IN SEARCH OF SUITABLE POLITICAL LEADERSHIP, ACTA UNIVERSITATIS OULUENSIS B Humaniora 93
|Kustantaja:||Oulun yliopisto|| |
|Sijainti:||Print Tietotalo|| |
|Tekijät:||SAUNAVAARA JUHA|| |
The emergence of a cabinet and political parties that could be called democratic was one of the focal objectives for the Allied Occupation of Japan that lasted from 1945 until 1952. Cooperation with the local political actors was also necessitated by the model of indirect rule through domestic institutions that was adopted. The occupation authorities were actively seeking suitable political leadership to govern Japan and were ready to intervene in the development of Japan’s domestic politics for the sake of achieving their goals. Great efforts were, however, made not to distract the democratic façade that covered the undemocratic and non-transparent behind-the-scenes orders. It was important to make the selection of the new political leadership to appear as something that originated from the freely expressed will of the Japanese people.
This dissertation offers the first narrative identifying and analyzing the characteristics of the occupation authorities’ policy concerning the Japanese conservatives at the beginning of the occupation.

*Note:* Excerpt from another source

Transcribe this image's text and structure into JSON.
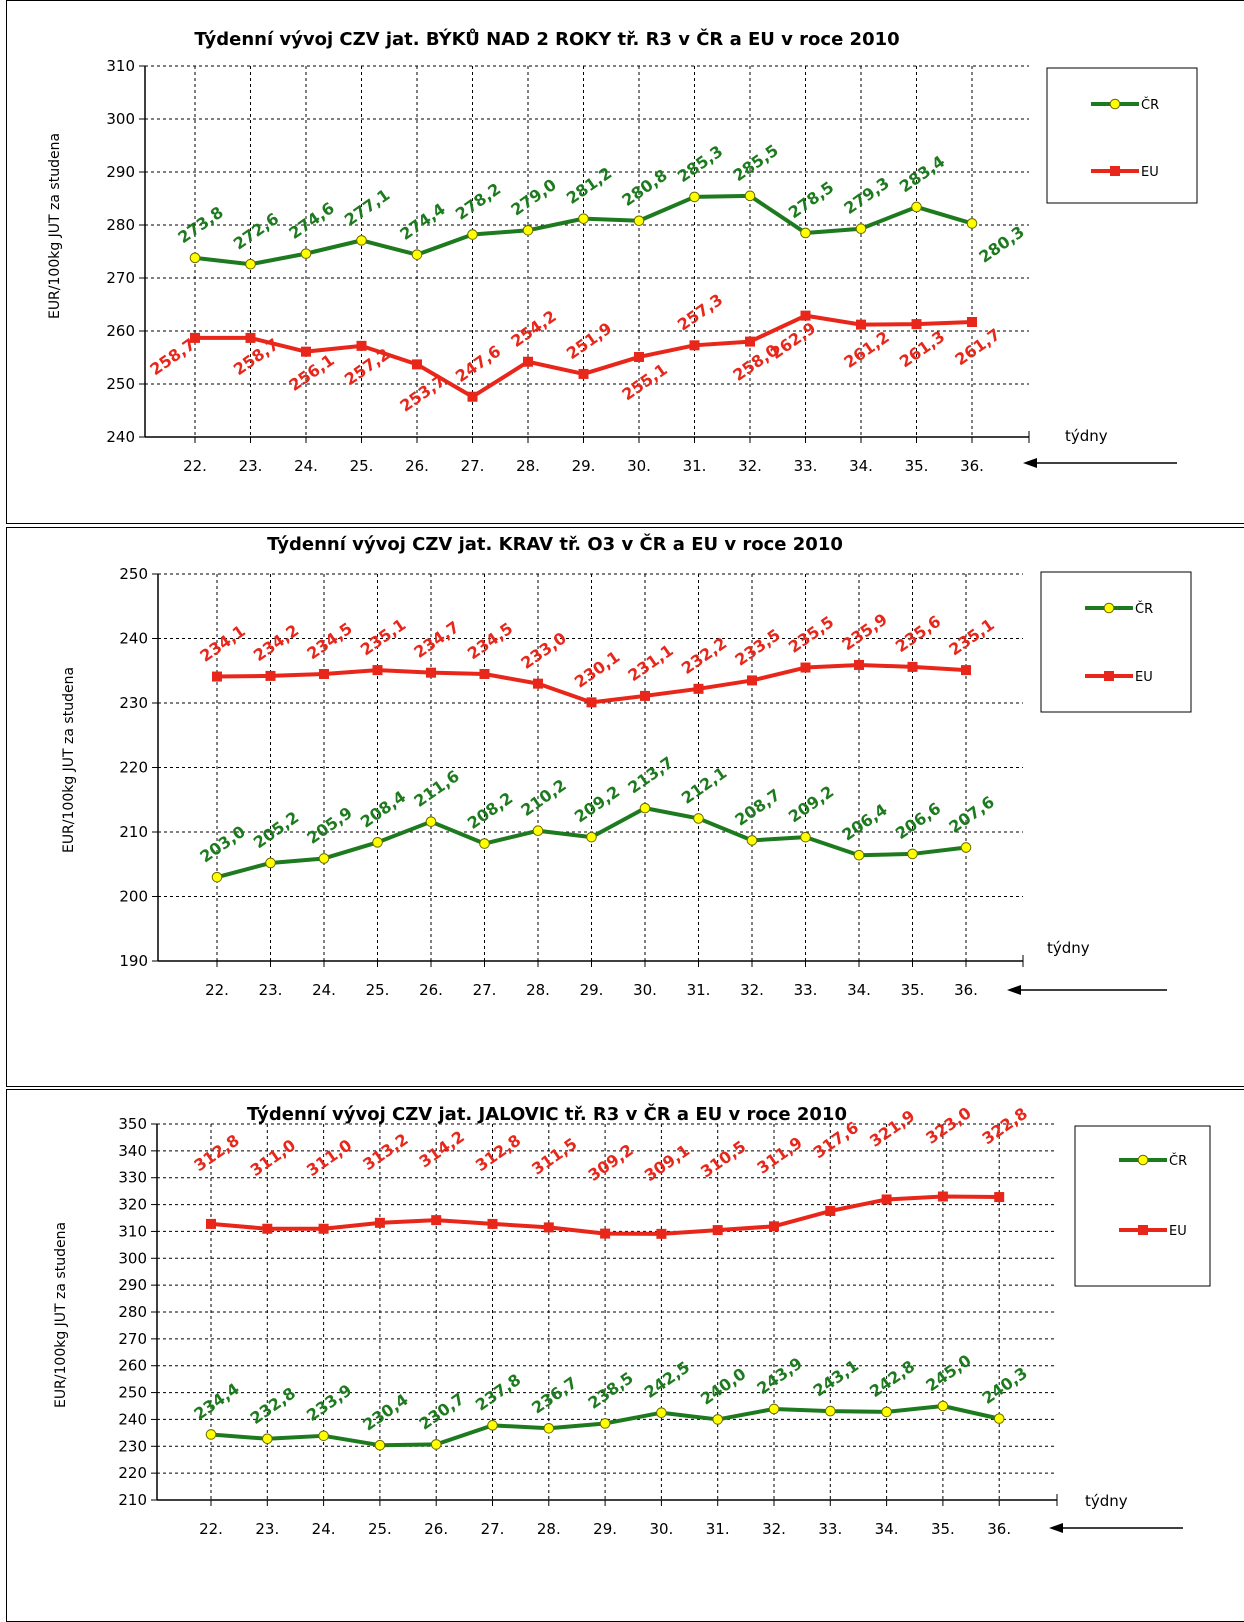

The study emphasizes the importance of understanding the planning period’s influence on the actual occupation policy and introduces a wartime discussion concerning the Japanese conservatives. The process of sorting out the most suitable Japanese leaders in 1942 –1947 can be divided into several phases. What was considered suitable varied during different times, but what was expected from the suitable Japanese leadership remained rather unchanged. The planners of the occupation looked for moderate conservatives: who were to be thanked for Japan’s prewar steps toward democracy; who were not to be blamed for the war; and who were to help in the reconstruction process. At the beginning of the occupation, the occupation authorities sought for cooperative conservative statesmen who would be ready to follow the wishes of the occupier and yet claim the reforms as their own initiatives. After the first postwar general election in April 1946 this rule had to be connected with the conservative parties. Finally, the occupation authorities began to search for suitable middle-of-the-road conservatives who could, together with the right-wing of the Socialist Party, continue the previous cabinet’s work while ensuring the social stability and the success of reforms in the changing situation.